FT
Sunday Nov 10, 2024
Thursday, 23 July 2020 01:34 - - {{hitsCtrl.values.hits}}
By Charumini de Silva
Sri Lanka Chamber of the Pharmaceutical Industry (SLCPI) yesterday met with the National Medicines Regulatory Authority (NMRA) to resolve the dispute over the latter’s action on the import and sale of 10 drugs whilst another discussion is scheduled for next week.
NMRA last week issued notices of cancellation of registrations and import licences for 10 medicines imported by Hemas Pharmaceuticals Ltd., A. Baur & Co Ltd., Euro Asian Pharma Ltd., Pettah Pharmacy Ltd., and Robert Hall & Co Ltd. under Section 65 of the NMRA Act No. 5 of 2015, alleging that the companies had arbitrarily and unilaterally increased retail prices of the products thereby violating provisions of the NMRA Act.
However, SLCPI denied accusations by the NMRA noting that no member violated the pre-conditions set out in Section 65 of the NMRA Act, which warrants the cancellation of the certificates of registration and/or the relevant licences.

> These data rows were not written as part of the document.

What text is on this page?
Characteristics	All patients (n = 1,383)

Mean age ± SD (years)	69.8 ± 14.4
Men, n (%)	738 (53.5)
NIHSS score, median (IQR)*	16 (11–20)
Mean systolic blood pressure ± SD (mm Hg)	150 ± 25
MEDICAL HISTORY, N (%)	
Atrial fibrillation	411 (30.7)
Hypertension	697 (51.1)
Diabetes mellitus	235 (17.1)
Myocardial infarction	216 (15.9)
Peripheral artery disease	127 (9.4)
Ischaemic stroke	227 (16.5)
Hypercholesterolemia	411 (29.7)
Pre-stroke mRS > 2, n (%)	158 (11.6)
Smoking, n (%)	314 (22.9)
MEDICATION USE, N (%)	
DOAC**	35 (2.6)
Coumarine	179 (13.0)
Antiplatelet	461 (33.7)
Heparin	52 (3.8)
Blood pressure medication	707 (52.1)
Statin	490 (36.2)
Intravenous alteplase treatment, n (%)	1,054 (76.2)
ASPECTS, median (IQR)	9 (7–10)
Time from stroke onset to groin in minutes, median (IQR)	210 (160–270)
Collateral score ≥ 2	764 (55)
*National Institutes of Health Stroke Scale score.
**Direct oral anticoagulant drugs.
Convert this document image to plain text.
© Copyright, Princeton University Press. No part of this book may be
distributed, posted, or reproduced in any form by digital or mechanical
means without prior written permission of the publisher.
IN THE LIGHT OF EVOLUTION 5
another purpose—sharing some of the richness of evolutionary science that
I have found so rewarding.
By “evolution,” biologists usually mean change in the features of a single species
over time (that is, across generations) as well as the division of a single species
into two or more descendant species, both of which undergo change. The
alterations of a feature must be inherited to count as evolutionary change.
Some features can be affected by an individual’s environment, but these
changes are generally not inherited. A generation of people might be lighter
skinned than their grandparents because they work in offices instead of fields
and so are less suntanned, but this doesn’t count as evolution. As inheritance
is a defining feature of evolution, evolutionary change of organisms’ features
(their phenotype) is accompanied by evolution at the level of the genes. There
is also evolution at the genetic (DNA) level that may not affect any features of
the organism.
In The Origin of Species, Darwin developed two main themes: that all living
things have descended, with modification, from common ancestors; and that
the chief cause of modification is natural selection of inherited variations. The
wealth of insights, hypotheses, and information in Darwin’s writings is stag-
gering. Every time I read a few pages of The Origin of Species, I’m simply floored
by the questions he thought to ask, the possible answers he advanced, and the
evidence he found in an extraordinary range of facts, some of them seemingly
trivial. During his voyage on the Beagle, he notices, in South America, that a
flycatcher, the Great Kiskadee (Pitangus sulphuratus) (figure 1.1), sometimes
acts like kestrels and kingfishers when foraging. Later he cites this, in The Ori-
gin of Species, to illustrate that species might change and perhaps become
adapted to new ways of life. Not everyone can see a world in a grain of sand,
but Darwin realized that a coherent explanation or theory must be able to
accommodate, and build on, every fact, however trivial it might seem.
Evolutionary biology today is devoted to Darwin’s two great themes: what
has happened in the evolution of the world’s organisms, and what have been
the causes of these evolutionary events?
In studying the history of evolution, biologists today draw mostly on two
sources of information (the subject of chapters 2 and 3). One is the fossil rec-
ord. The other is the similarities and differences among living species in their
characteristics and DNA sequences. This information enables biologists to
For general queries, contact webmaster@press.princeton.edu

“Yesterday we had the first discussion with the NMRA officials on the matter to explain our side of the story. These 10 medications are not governed by the Maximum Retail Price (MRP) in terms of the Price Ceiling Regulation and the price adjustments were done only to cover heavy exchange losses during the COVID-19 lockdown, while incurring some losses even at present,” SLCPI spokesperson told the Daily FT.
SLCPI pointed out that it was challenging for the companies to provide quality drugs keeping in line with the foreign exchange losses due to devaluation and the shortages as a result of the COVID-19 crisis.
“All medicines fall under two categories – essential and non-essential. There is no way that we can import these 10 medications which falls on non-essential category, without a price increase. The reasonable price adjustment was made after consideration to ensure continuous supply of quality drugs,” the spokesperson stressed.
SLCPI categorically denied reports on cancellation of licences, adding that all these companies have a window of 30 days to respond with explanations before the regulator and take any action against them.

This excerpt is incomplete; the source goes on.